Corporate responsibility strategies, demanding programmes of work, need teams to deliver them. A plethora of start-ups being advised that marketing and brand building is to the key to success is growing the demand for marketers. And last, but by no means least, the rise of the value of the employer brand. Which is, of course, related to a talent shortage.
Predictions vary but the consensus is that there will be a global talent shortage for several years, so this won’t be solved in 2022, even if we no longer have the constraints of closed borders. So, what are we to do and what will be the impact on marketing?
Marketing is a complex mix of art and science, both of which are fuelled by creativity. Therefore, we should be well served to solve our own problems. Of course, there is no easy fix. If we don’t start thinking more creatively, it’s going to be a frustrating few years ahead, as we are swept up in a feeding frenzy for talent – people hop jobs every 18 months.
Build knowledge through marketing training
How many roles in your organisation will eventually disappear due to automation or changes in demand? What about creating opportunities for people in those roles to gradually build knowledge through marketing training, leading to a ready trained workforce able to eventually transition to marketing roles.
Diversify marketing teams
The industry is shockingly underrepresented by Māori and Pacifica marketers both in organisations and agencies. The reasons are clear, so let’s fix this.
And if currently there are not enough Māori people trained in marketing, aside from providing training, there are roles that are not dependent on specific marketing qualifications. Consider knowledge of what customers care about, how they want to be represented or spoken to, what cultural signals are emerging, how teams can work more collaboratively by adopting Māori principles.

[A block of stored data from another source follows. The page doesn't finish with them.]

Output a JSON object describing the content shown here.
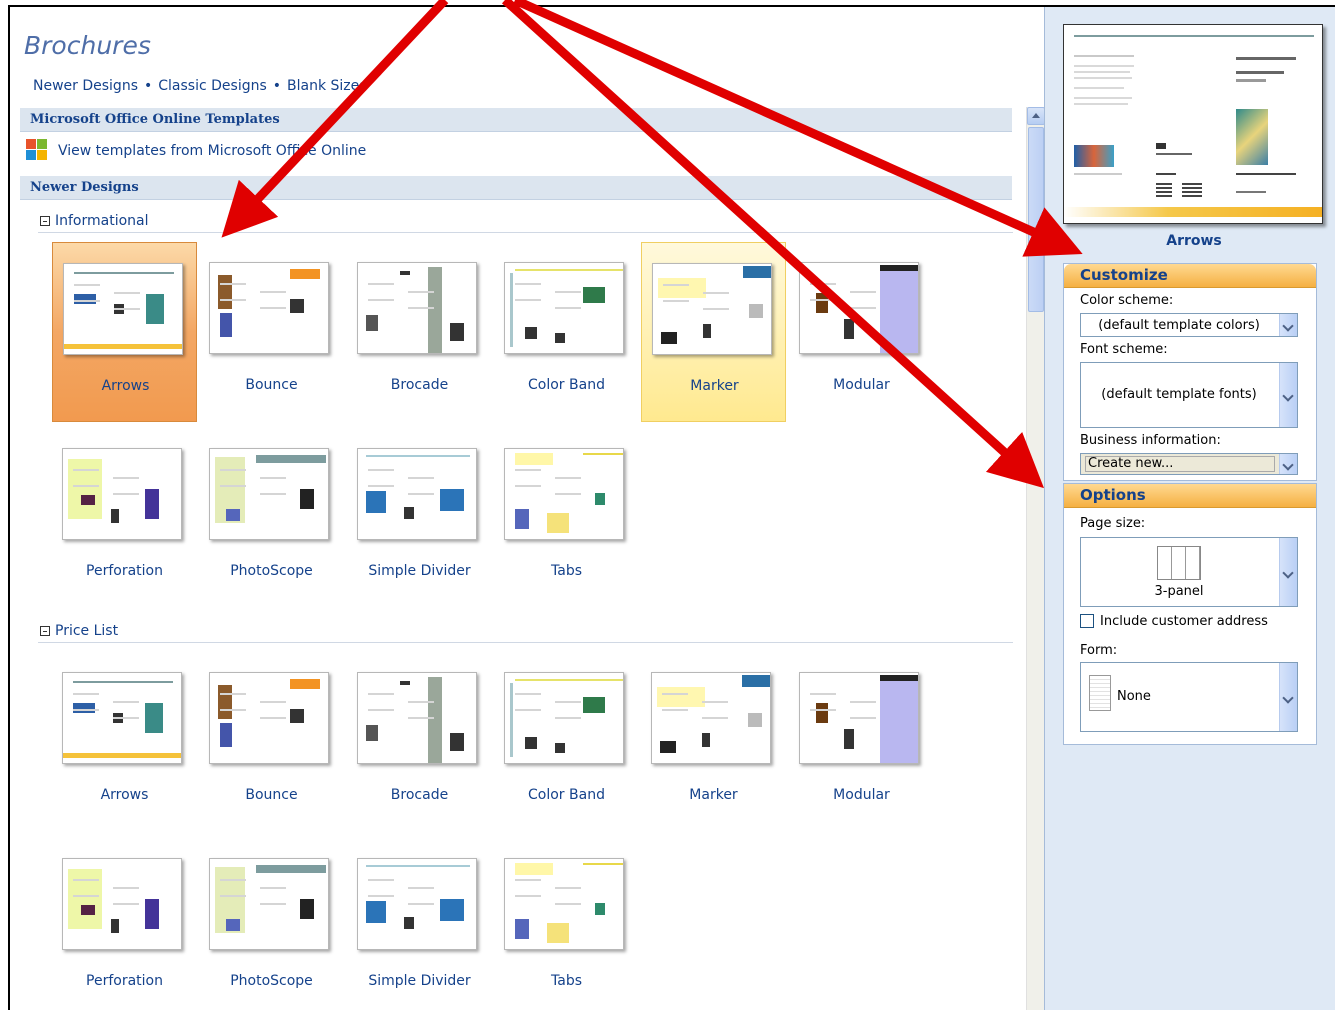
{
  "gallery": {
    "title": "Brochures",
    "quicklinks": [
      "Newer Designs",
      "Classic Designs",
      "Blank Sizes"
    ],
    "online_band": "Microsoft Office Online Templates",
    "online_link": "View templates from Microsoft Office Online",
    "newer_band": "Newer Designs",
    "groups": [
      {
        "title": "Informational",
        "items": [
          "Arrows",
          "Bounce",
          "Brocade",
          "Color Band",
          "Marker",
          "Modular",
          "Perforation",
          "PhotoScope",
          "Simple Divider",
          "Tabs"
        ]
      },
      {
        "title": "Price List",
        "items": [
          "Arrows",
          "Bounce",
          "Brocade",
          "Color Band",
          "Marker",
          "Modular",
          "Perforation",
          "PhotoScope",
          "Simple Divider",
          "Tabs"
        ]
      }
    ],
    "selected": "Arrows",
    "hovered": "Marker"
  },
  "panel": {
    "preview_name": "Arrows",
    "customize": {
      "title": "Customize",
      "color_label": "Color scheme:",
      "color_value": "(default template colors)",
      "font_label": "Font scheme:",
      "font_value": "(default template fonts)",
      "business_label": "Business information:",
      "business_value": "Create new..."
    },
    "options": {
      "title": "Options",
      "page_size_label": "Page size:",
      "page_size_value": "3-panel",
      "address_label": "Include customer address",
      "form_label": "Form:",
      "form_value": "None"
    }
  },
  "colors": {
    "accent_orange": "#f5b042",
    "link_blue": "#15428b",
    "annotation_red": "#e00000"
  }
}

Work more flexibly with agencies
Companies and their agencies could work more flexibly to align competencies and capacity. Work could be shared as capacity varies and specialist competencies can be decoupled from more operational tasks, so that not all tasks have to be undertaken solely by the company or by its agency. It will require trust and an open-minded approach – but who knows, it could even be fun.
Team leaders and managers will become mentors
There is a view in some quarters that the function of HR that has traditionally be responsible for managing people’s careers will shrink.
Instead, team leaders and managers will shoulder the responsibility for managing, mentoring and coaching their reports. Everyone in the organisation will share the role of developing people they work with, for and alongside.
What if marketing became everyone's responsibility, not just the marketing team. What if the whole workforce received basic marketing skills trading. What if in agencies, everyone moved across disciplines and instead had an overarching marketing perspective?
Roles may not need to be full time
We can’t create knowledgeable and experienced senior markers overnight. But do we need those rare-as-hens-teeth people to work full time or exclusively? What if they did the heavy lifting by writing the strategy, briefing in the plan and periodically checking in. That’s a role they could play across two (or more?) companies if those companies were enlightened enough to accept a non-competitive shared role. And they could be located anywhere.